In the relatedness simulation tests using empirical allele frequencies and the existing LSK microsatellite marker set, the precision of estimates decreased in tandem with relatedness. This is likely due to the increase in variance of IBD between dyads with the same rxy as relatedness decreases. It is thought that, on average, more than twice as many loci are required to precisely discriminate second degree relatives from unrelated dyads than first degree (Blouin 2003). Variance in IBD is likely also the cause of the higher precision seen here for parent–offspring dyads versus full-sibling dyads. Although average rxy for both kinds of dyads is 0.5, the pattern of allele sharing is different. Offspring will almost always inherit 50% of their alleles from each parent whereas full siblings will share 50% of their alleles on average, but with more variance from dyad to dyad (Weir et al. 2006).

All marker-based estimators measure rxy and/or F relative to a reference population, which is assumed to contain noninbred and unrelated individuals. In the majority of studies (as here), the current population also serves as the reference, resulting in relatedness being estimated relative to all individuals in the sample rather than to an separate unrelated sample (Wang 2014). When marker diversity is low, there will be little difference in the genetic similarity of unrelated and highly related individuals due to increased identity by state (IBS). Thus, for both populations, estimates of rxy were (on average) underestimates of closely related dyads, overestimates of loosely or unrelated dyads and there was a roughly equal amount of under and overestimation for dyads with a true rxy of 0.25, which is halfway between the minimum and maximum level of relatedness in the simulated population. A similar pattern was seen in the bias of individual inbreeding estimates.
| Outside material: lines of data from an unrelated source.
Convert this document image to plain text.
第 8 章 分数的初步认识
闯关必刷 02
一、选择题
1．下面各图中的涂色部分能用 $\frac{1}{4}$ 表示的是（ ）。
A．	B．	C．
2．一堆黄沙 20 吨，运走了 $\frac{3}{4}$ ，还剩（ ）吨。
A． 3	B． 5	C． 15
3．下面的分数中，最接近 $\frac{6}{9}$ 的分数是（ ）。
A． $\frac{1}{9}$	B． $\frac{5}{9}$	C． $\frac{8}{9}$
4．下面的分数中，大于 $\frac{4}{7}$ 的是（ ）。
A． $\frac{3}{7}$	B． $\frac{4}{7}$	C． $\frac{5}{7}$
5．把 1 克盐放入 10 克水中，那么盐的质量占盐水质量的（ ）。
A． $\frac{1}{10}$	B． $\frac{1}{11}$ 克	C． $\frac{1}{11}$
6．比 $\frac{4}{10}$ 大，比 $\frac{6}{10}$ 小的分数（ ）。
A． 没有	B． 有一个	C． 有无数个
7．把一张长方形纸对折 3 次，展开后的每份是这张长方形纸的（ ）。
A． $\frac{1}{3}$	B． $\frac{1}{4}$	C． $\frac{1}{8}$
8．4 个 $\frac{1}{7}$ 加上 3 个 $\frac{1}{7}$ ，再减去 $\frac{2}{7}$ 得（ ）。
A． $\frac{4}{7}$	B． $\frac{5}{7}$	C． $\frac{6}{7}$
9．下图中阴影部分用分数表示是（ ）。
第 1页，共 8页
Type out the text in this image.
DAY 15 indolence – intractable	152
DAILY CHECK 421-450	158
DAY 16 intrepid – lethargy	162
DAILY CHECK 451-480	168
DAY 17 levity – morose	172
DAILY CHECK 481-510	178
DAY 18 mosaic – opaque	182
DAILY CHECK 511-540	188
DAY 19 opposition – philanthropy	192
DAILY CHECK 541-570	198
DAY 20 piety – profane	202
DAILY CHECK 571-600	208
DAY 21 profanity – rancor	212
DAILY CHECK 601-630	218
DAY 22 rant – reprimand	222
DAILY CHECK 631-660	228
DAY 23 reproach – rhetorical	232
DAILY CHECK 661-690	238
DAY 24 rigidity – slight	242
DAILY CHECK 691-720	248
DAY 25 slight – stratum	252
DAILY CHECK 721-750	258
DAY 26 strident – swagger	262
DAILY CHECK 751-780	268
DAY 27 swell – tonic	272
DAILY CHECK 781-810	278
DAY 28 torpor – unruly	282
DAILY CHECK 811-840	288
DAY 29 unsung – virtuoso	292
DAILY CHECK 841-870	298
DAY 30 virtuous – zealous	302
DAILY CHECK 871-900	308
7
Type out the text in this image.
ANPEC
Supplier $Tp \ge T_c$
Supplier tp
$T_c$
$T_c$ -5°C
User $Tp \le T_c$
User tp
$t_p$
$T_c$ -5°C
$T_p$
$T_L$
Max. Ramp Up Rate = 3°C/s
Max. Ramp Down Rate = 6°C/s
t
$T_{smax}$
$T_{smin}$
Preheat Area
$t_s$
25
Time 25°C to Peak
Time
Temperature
The microsatellite markers currently available for LSK have low power to directly estimate pairwise relatedness or individual inbreeding, even in Zealandia, which has some of the highest allelic diversity of any LSK population (Taylor 2014). The relatively high allelic diversity in the Zealandia population resulted in a closer overall correlation between estimated and simulated values of pairwise relatedness and individual inbreeding than that seen for Long Island. The overall bias of relatedness and inbreeding estimates was not severe for either marker set, but the variability in estimates of either metric would render estimates highly unreliable at an individual level, especially with the relatively small sample sizes available for this and many other threatened species. Marker-based estimates of relatedness and inbreeding are expected to be more robust when averaged over large numbers of individuals (Rollins et al. 2012); thus, these estimators could potentially be used to generate mean values of rxy and F for LSK populations, but not for dyads or individuals. Conclusions regarding inbreeding depression using individual estimates generated in this fashion would be highly questionable. It would also be unadvisable to use such estimates to select individuals for use in translocation-based management. The poor performance of the estimators in LSK at an individual level is not immediately apparent when viewing COANCESTRY generated Pearson’s r statistic in isolation. This highlights the need for a more comprehensive assessment of estimator performance, especially when the intention is to estimate rxy for individual dyads or F for individuals.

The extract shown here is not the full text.